The toolchain expectations live outside the skill: Xcode 15+, Swift 5.9+, iOS 17 SDK as a baseline. SnapKit ships as the constraint DSL of choice in the UIKit examples; pure NSLayoutAnchor is acceptable as a substitute.

## What a session looks like

1. **Component pick.** Skill consults the UIKit / SwiftUI quick-reference tables and chooses the right component for the navigation pattern (e.g. `TabView` + `NavigationStack` for a multi-section drill-down, `.sheet` + `presentationDetents` for a focused subtask).
2. **Layout pass.** 44 pt touch targets, content within safe areas (or `.ignoresSafeArea()` only for backgrounds), 8 pt grid spacing, primary actions in the thumb zone, flexible widths from SE to Pro Max.
3. **Typography pass.** Semantic text styles (`.body`, `.headline`, `.caption`) or `UIFontMetrics`-scaled custom fonts so Dynamic Type works. Layout reflows at accessibility sizes — no truncation.
4. **Colors pass.** Semantic system colors (`.systemBackground`, `.label`, `.primary`, `.secondary`) so Dark Mode works automatically. Custom colors land in the asset catalog with Any/Dark Appearance variants. No color-only information.
5. **Accessibility pass.** `.accessibilityLabel()` on icon buttons, `@Environment(\.accessibilityReduceMotion)` respected, logical reading order, support Bold Text and Increase Contrast.
6. **Navigation pass.** Tab bar stays visible during navigation, system back-swipe never overridden, state preserved across tabs (`@SceneStorage`, `@State`).
7. **Privacy pass.** Permissions requested in-context (not at launch), with a custom explanation before the system dialog. Sign in with Apple offered alongside other auth. ATT denial respected.
8. **Checklist runtime.** Skill's per-section checklist runs as a pre-flight before declaring the screen done.

The discipline that makes it work: the parallel quick-reference table forces a deliberate component pick, and the per-section checklist makes it hard for the agent to declare something "shipped" while skipping the Dynamic Type / Dark Mode / accessibility pass.

## Receipts

_TODO — to be filled in from a real session.
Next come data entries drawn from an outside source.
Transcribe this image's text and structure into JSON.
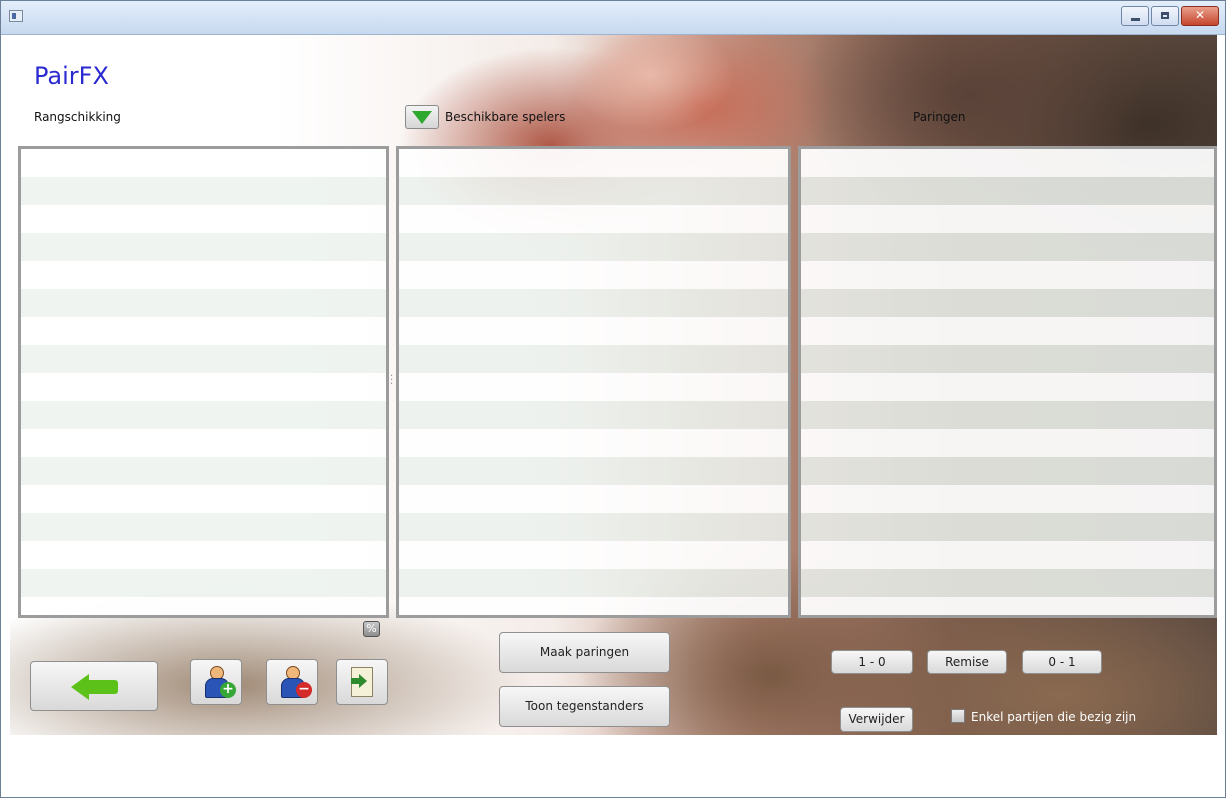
{
  "app": {
    "title": "PairFX"
  },
  "labels": {
    "ranking": "Rangschikking",
    "available_players": "Beschikbare spelers",
    "pairings": "Paringen"
  },
  "buttons": {
    "make_pairings": "Maak paringen",
    "show_opponents": "Toon tegenstanders",
    "white_wins": "1 - 0",
    "draw": "Remise",
    "black_wins": "0 - 1",
    "delete": "Verwijder"
  },
  "filter": {
    "only_active_label": "Enkel partijen die bezig zijn",
    "checked": false
  },
  "icons": {
    "percent_label": "%",
    "back": "back-arrow-icon",
    "add_player": "add-player-icon",
    "remove_player": "remove-player-icon",
    "export": "export-icon",
    "toggle": "triangle-down-icon"
  },
  "colors": {
    "title": "#2a2ad0",
    "arrow_green": "#5cc21a",
    "triangle_green": "#2fa82f"
  }
}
Once the skill has been pointed at a real iOS project, this section will capture: which UIKit-vs-SwiftUI pick the skill made for the navigation pattern, whether the Dynamic Type pass actually held up at the largest accessibility size (most common failure mode: hardcoded `.frame(width:)` that truncates), and whether the in-context permission flow shipped without an out-of-context system dialog at launch._

## Source and attribution

From [MiniMax-AI's skills repository](https://github.com/MiniMax-AI/skills/tree/main/skills/ios-application-dev), an MIT-licensed skill collection. The skill cites Apple's Human Interface Guidelines and Apple Developer Documentation as its sources.

License: MIT.

The wedge over a generic "iOS dev" agent: parallel UIKit + SwiftUI quick-reference tables instead of picking a side, plus the explicit pre-flight checklist that catches HIG-compliance issues before App Review does. The "no hamburger menus on iPhone" rule, the "primary actions in thumb zone" rule, and the "permissions in-context with custom explanation" rule are the patterns that separate apps approved on the first review pass from the ones that bounce.